For AEB-L/304 specifically: you’re building for toughness + edge stability + corrosion resistance + aesthetics, not maximum abrasion edge retention.
Thomas’ work repeatedly shows that cutting performance isn’t just alloy—it’s also edge finish and geometry.
For AEB-L/304, many makers and users love a finish that preserves a little bite, because AEB-L takes a very clean edge and sharpens easily.
AEB-L/304 stainless Damascus shines in:
kitchen knives and daily cutters where corrosion resistance matters,
users who want a blade that sharpens easily and takes a refined edge,
buyers who want performance and art.
If someone’s goal is “cut abrasive stuff all day and never sharpen,” modern high-wear steels are purpose-built for that trade-off.
If you’re comparing Damascus to a “super steel,” ask questions that actually predict performance:
What alloys are in the Damascus?
What hardness is it run at?
What was it optimized for—kitchen slicing, EDC, or heavy abuse?
How often do you mind sharpening?
AEB-L/304 stainless Damascus is a great choice when you want:
stainless peace of mind,
a clean, stable edge,
toughness and easy maintenance,
and a pattern that looks like nothing else.
Thomas’ 2023 testing doesn’t say “Damascus always wins” or “Damascus is only decoration.”
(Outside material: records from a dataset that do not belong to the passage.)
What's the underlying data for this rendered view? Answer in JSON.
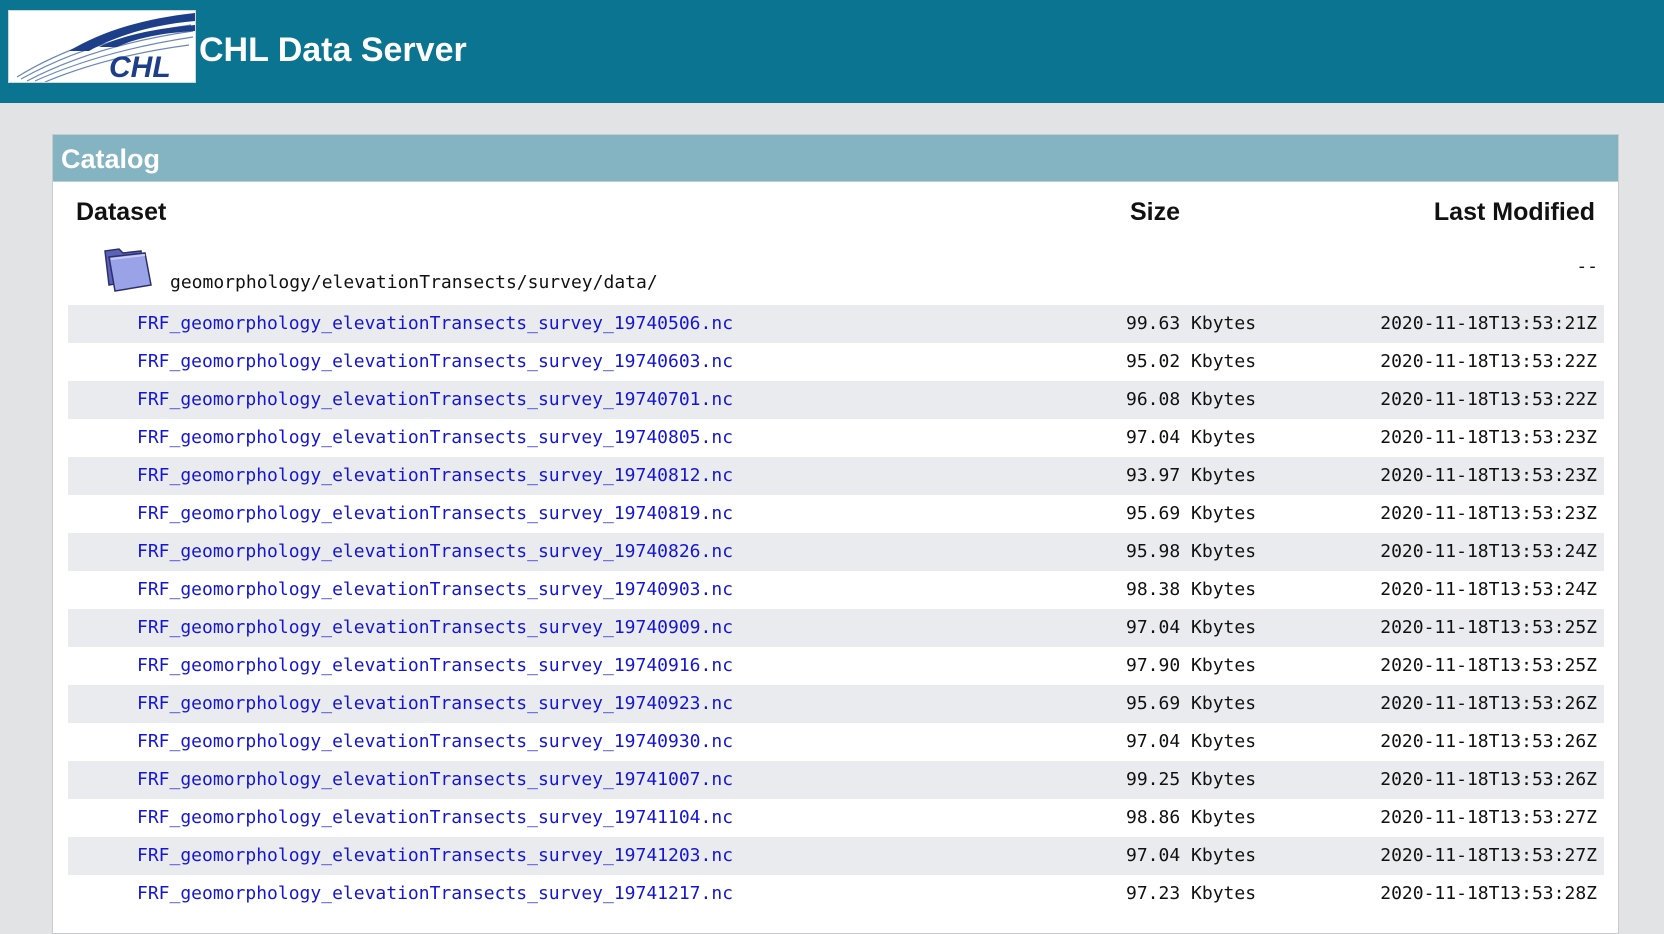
{
  "header": {
    "site_title": "CHL Data Server",
    "logo_text": "CHL",
    "background_color": "#0a7491"
  },
  "catalog": {
    "title": "Catalog",
    "header_color": "#84b3c1",
    "columns": {
      "dataset": "Dataset",
      "size": "Size",
      "last_modified": "Last Modified"
    },
    "folder": {
      "icon": "folder-icon",
      "path": "geomorphology/elevationTransects/survey/data/",
      "last_modified": "--"
    },
    "rows": [
      {
        "name": "FRF_geomorphology_elevationTransects_survey_19740506.nc",
        "size": "99.63 Kbytes",
        "modified": "2020-11-18T13:53:21Z"
      },
      {
        "name": "FRF_geomorphology_elevationTransects_survey_19740603.nc",
        "size": "95.02 Kbytes",
        "modified": "2020-11-18T13:53:22Z"
      },
      {
        "name": "FRF_geomorphology_elevationTransects_survey_19740701.nc",
        "size": "96.08 Kbytes",
        "modified": "2020-11-18T13:53:22Z"
      },
      {
        "name": "FRF_geomorphology_elevationTransects_survey_19740805.nc",
        "size": "97.04 Kbytes",
        "modified": "2020-11-18T13:53:23Z"
      },
      {
        "name": "FRF_geomorphology_elevationTransects_survey_19740812.nc",
        "size": "93.97 Kbytes",
        "modified": "2020-11-18T13:53:23Z"
      },
      {
        "name": "FRF_geomorphology_elevationTransects_survey_19740819.nc",
        "size": "95.69 Kbytes",
        "modified": "2020-11-18T13:53:23Z"
      },
      {
        "name": "FRF_geomorphology_elevationTransects_survey_19740826.nc",
        "size": "95.98 Kbytes",
        "modified": "2020-11-18T13:53:24Z"
      },
      {
        "name": "FRF_geomorphology_elevationTransects_survey_19740903.nc",
        "size": "98.38 Kbytes",
        "modified": "2020-11-18T13:53:24Z"
      },
      {
        "name": "FRF_geomorphology_elevationTransects_survey_19740909.nc",
        "size": "97.04 Kbytes",
        "modified": "2020-11-18T13:53:25Z"
      },
      {
        "name": "FRF_geomorphology_elevationTransects_survey_19740916.nc",
        "size": "97.90 Kbytes",
        "modified": "2020-11-18T13:53:25Z"
      },
      {
        "name": "FRF_geomorphology_elevationTransects_survey_19740923.nc",
        "size": "95.69 Kbytes",
        "modified": "2020-11-18T13:53:26Z"
      },
      {
        "name": "FRF_geomorphology_elevationTransects_survey_19740930.nc",
        "size": "97.04 Kbytes",
        "modified": "2020-11-18T13:53:26Z"
      },
      {
        "name": "FRF_geomorphology_elevationTransects_survey_19741007.nc",
        "size": "99.25 Kbytes",
        "modified": "2020-11-18T13:53:26Z"
      },
      {
        "name": "FRF_geomorphology_elevationTransects_survey_19741104.nc",
        "size": "98.86 Kbytes",
        "modified": "2020-11-18T13:53:27Z"
      },
      {
        "name": "FRF_geomorphology_elevationTransects_survey_19741203.nc",
        "size": "97.04 Kbytes",
        "modified": "2020-11-18T13:53:27Z"
      },
      {
        "name": "FRF_geomorphology_elevationTransects_survey_19741217.nc",
        "size": "97.23 Kbytes",
        "modified": "2020-11-18T13:53:28Z"
      }
    ]
  }
}
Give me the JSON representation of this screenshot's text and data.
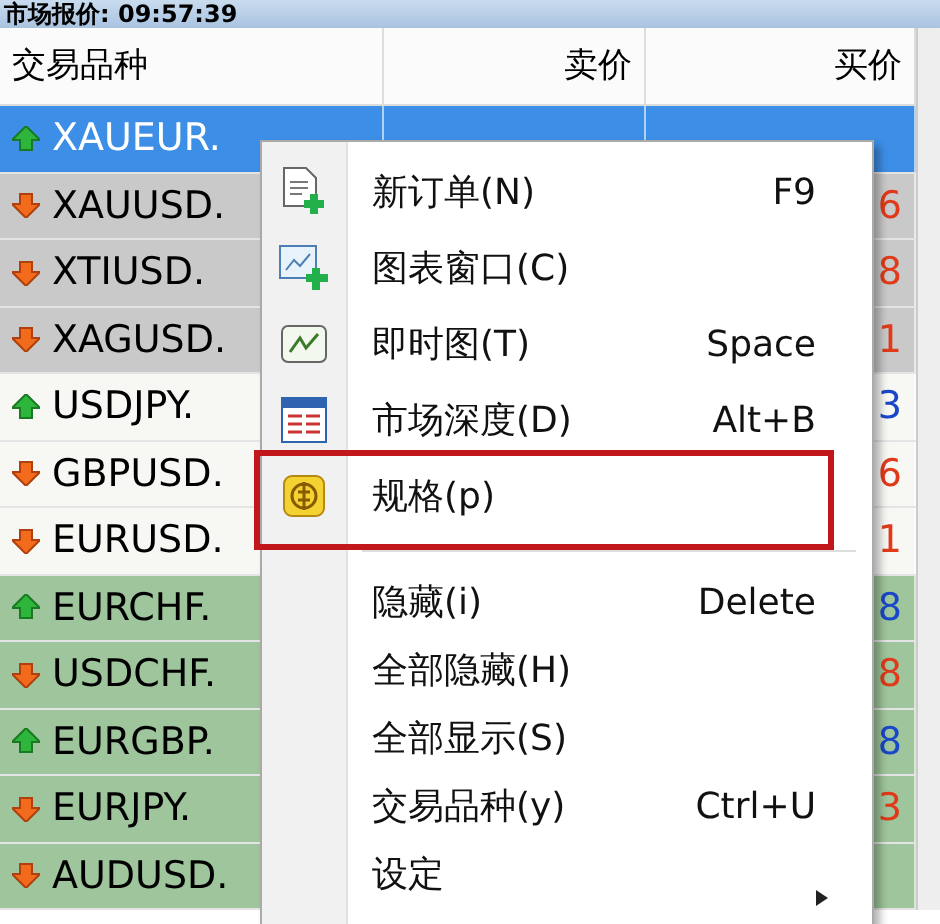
{
  "window": {
    "title": "市场报价: 09:57:39"
  },
  "table": {
    "columns": [
      "交易品种",
      "卖价",
      "买价"
    ],
    "rows": [
      {
        "symbol": "XAUEUR.",
        "rising": true,
        "color": "#3d8ee6",
        "selected": true
      },
      {
        "symbol": "XAUUSD.",
        "rising": false,
        "ask": "6",
        "color": "#c9c9c9",
        "selected": false
      },
      {
        "symbol": "XTIUSD.",
        "rising": false,
        "ask": "8",
        "color": "#c9c9c9",
        "selected": false
      },
      {
        "symbol": "XAGUSD.",
        "rising": false,
        "ask": "1",
        "color": "#c9c9c9",
        "selected": false
      },
      {
        "symbol": "USDJPY.",
        "rising": true,
        "ask": "3",
        "color": "#f7f7f4",
        "selected": false
      },
      {
        "symbol": "GBPUSD.",
        "rising": false,
        "ask": "6",
        "color": "#f7f7f4",
        "selected": false
      },
      {
        "symbol": "EURUSD.",
        "rising": false,
        "ask": "1",
        "color": "#f7f7f4",
        "selected": false
      },
      {
        "symbol": "EURCHF.",
        "rising": true,
        "ask": "8",
        "color": "#9ec59b",
        "selected": false
      },
      {
        "symbol": "USDCHF.",
        "rising": false,
        "ask": "8",
        "color": "#9ec59b",
        "selected": false
      },
      {
        "symbol": "EURGBP.",
        "rising": true,
        "ask": "8",
        "color": "#9ec59b",
        "selected": false
      },
      {
        "symbol": "EURJPY.",
        "rising": false,
        "ask": "3",
        "color": "#9ec59b",
        "selected": false
      },
      {
        "symbol": "AUDUSD.",
        "rising": false,
        "color": "#9ec59b",
        "selected": false
      }
    ]
  },
  "context_menu": {
    "items": [
      {
        "kind": "item",
        "label": "新订单(N)",
        "shortcut": "F9",
        "highlighted": false
      },
      {
        "kind": "item",
        "label": "图表窗口(C)",
        "highlighted": false
      },
      {
        "kind": "item",
        "label": "即时图(T)",
        "shortcut": "Space",
        "highlighted": false
      },
      {
        "kind": "item",
        "label": "市场深度(D)",
        "shortcut": "Alt+B",
        "highlighted": false
      },
      {
        "kind": "item",
        "label": "规格(p)",
        "highlighted": true
      },
      {
        "kind": "separator"
      },
      {
        "kind": "item",
        "label": "隐藏(i)",
        "shortcut": "Delete",
        "highlighted": false
      },
      {
        "kind": "item",
        "label": "全部隐藏(H)",
        "highlighted": false
      },
      {
        "kind": "item",
        "label": "全部显示(S)",
        "highlighted": false
      },
      {
        "kind": "item",
        "label": "交易品种(y)",
        "shortcut": "Ctrl+U",
        "highlighted": false
      },
      {
        "kind": "submenu",
        "label": "设定",
        "highlighted": false
      }
    ]
  }
}
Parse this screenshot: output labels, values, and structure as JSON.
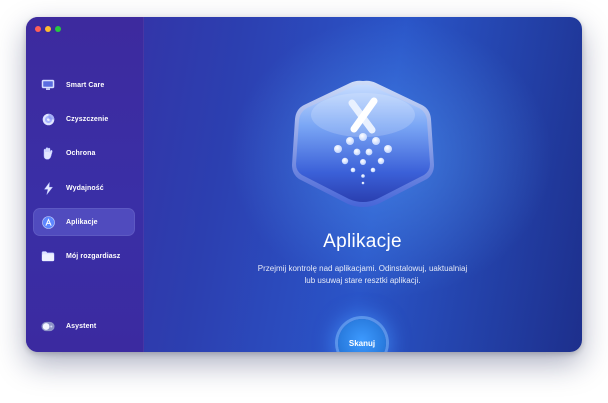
{
  "sidebar": {
    "items": [
      {
        "label": "Smart Care",
        "icon": "monitor-icon"
      },
      {
        "label": "Czyszczenie",
        "icon": "disk-icon"
      },
      {
        "label": "Ochrona",
        "icon": "hand-icon"
      },
      {
        "label": "Wydajność",
        "icon": "lightning-icon"
      },
      {
        "label": "Aplikacje",
        "icon": "apps-icon",
        "active": true
      },
      {
        "label": "Mój rozgardiasz",
        "icon": "folder-icon"
      }
    ],
    "assistant": {
      "label": "Asystent",
      "icon": "assistant-toggle-icon"
    }
  },
  "main": {
    "title": "Aplikacje",
    "description_line1": "Przejmij kontrolę nad aplikacjami. Odinstalowuj, uaktualniaj",
    "description_line2": "lub usuwaj stare resztki aplikacji."
  },
  "scan_button": {
    "label": "Skanuj"
  },
  "colors": {
    "accent": "#2a7de0",
    "sidebar_bg": "#3a2fa6",
    "traffic_red": "#ff5f57",
    "traffic_yellow": "#febc2e",
    "traffic_green": "#28c840"
  }
}
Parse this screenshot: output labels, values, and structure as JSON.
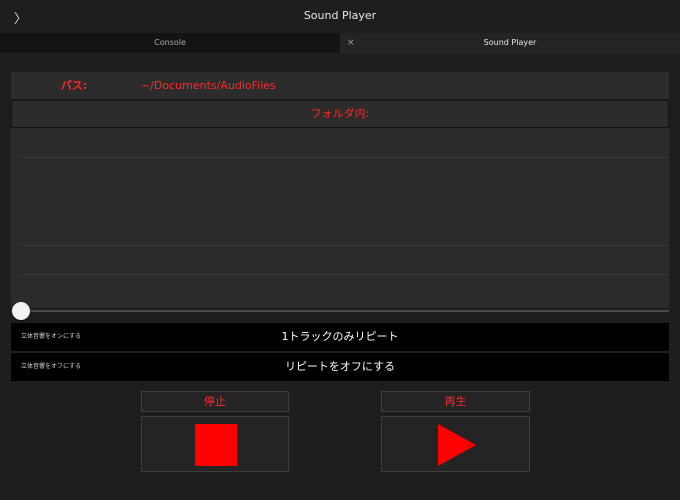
{
  "title_bar": {
    "back_glyph": "〉",
    "title": "Sound Player"
  },
  "tabs": [
    {
      "label": "Console",
      "active": false
    },
    {
      "label": "Sound Player",
      "active": true,
      "close_glyph": "×"
    }
  ],
  "path": {
    "label": "パス:",
    "value": "~/Documents/AudioFiles"
  },
  "folder": {
    "header": "フォルダ内:"
  },
  "slider": {
    "position_fraction": 0.0
  },
  "options": [
    {
      "small_label": "立体音響をオンにする",
      "main_label": "1トラックのみリピート"
    },
    {
      "small_label": "立体音響をオフにする",
      "main_label": "リピートをオフにする"
    }
  ],
  "controls": {
    "stop_label": "停止",
    "play_label": "再生",
    "stop_icon": "stop-square-icon",
    "play_icon": "play-triangle-icon"
  },
  "colors": {
    "accent": "#ff2828",
    "background": "#1e1e1e",
    "panel": "#2c2c2c"
  }
}
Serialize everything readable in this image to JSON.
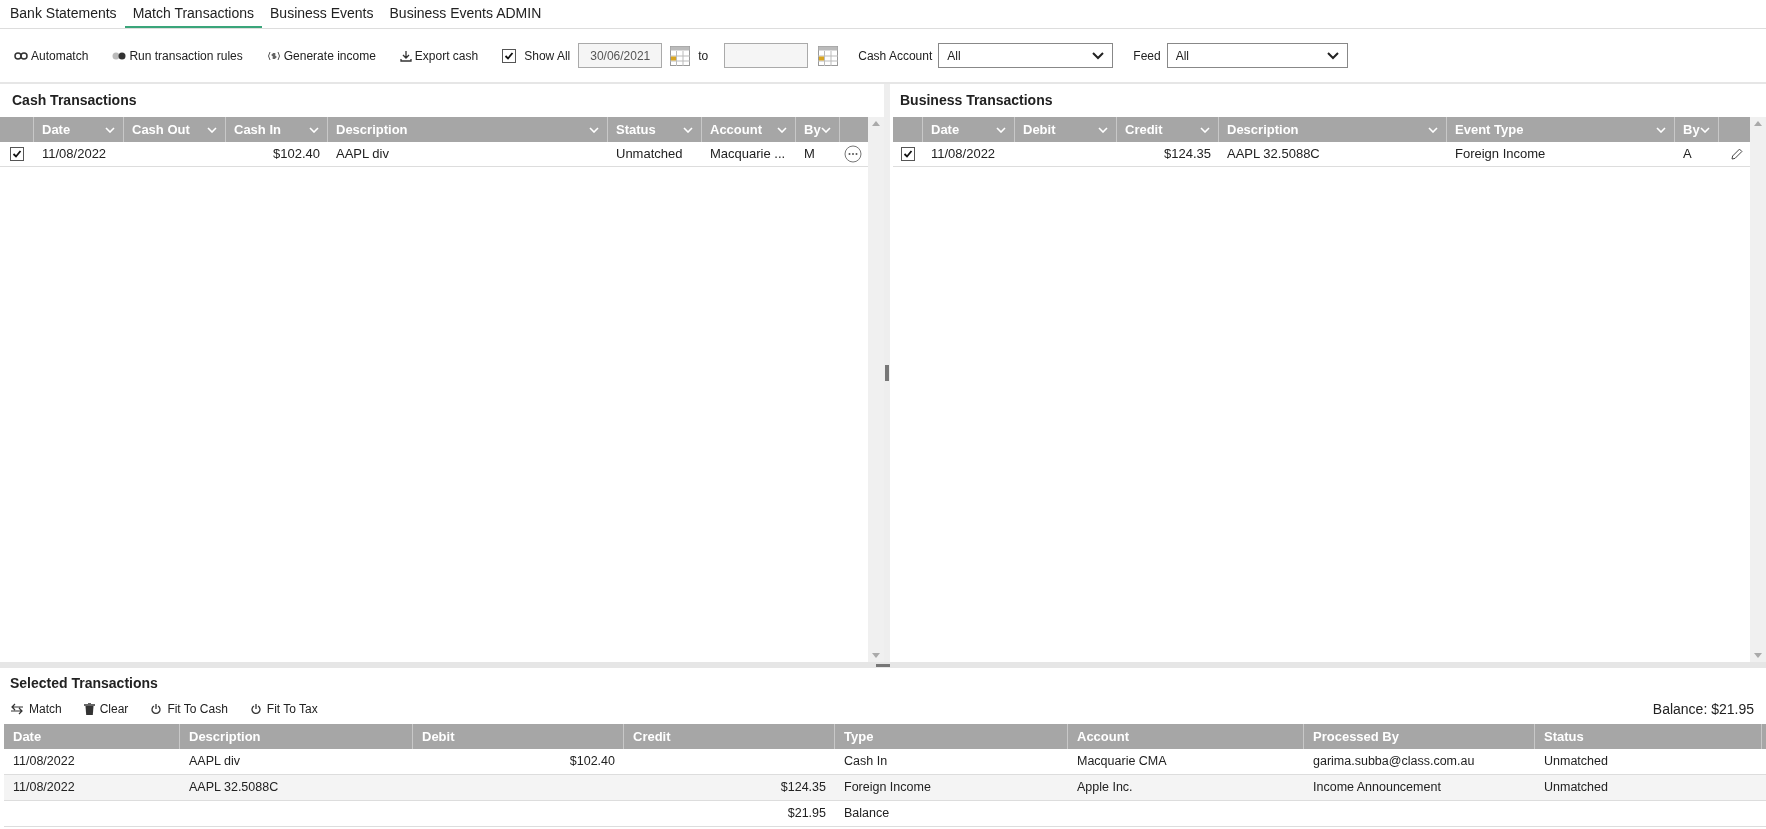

It shows something better:
Damascus can be excellent—but only when you treat it like engineering, not mythology.
For AEB-L/304, the winning argument isn’t “it beats every super steel.”
It’s:
“It’s stainless, tough, takes a beautiful edge, sharpens easily, and you can carry/use it without babying it—while still being functional art.”
Larrin Thomas, “Does Damascus Outperform Super Steels? Testing Different Combinations” (July 13, 2023).
Larrin Thomas, “All About AEB-L” (March 4, 2019).
Larrin Thomas, “Knife Steels Rated by a Metallurgist: Toughness, Edge Retention, and Corrosion Resistance” (Oct 19, 2021).
Larrin Thomas, “Testing the Edge Retention of 48 Knife Steels” (May 1, 2020).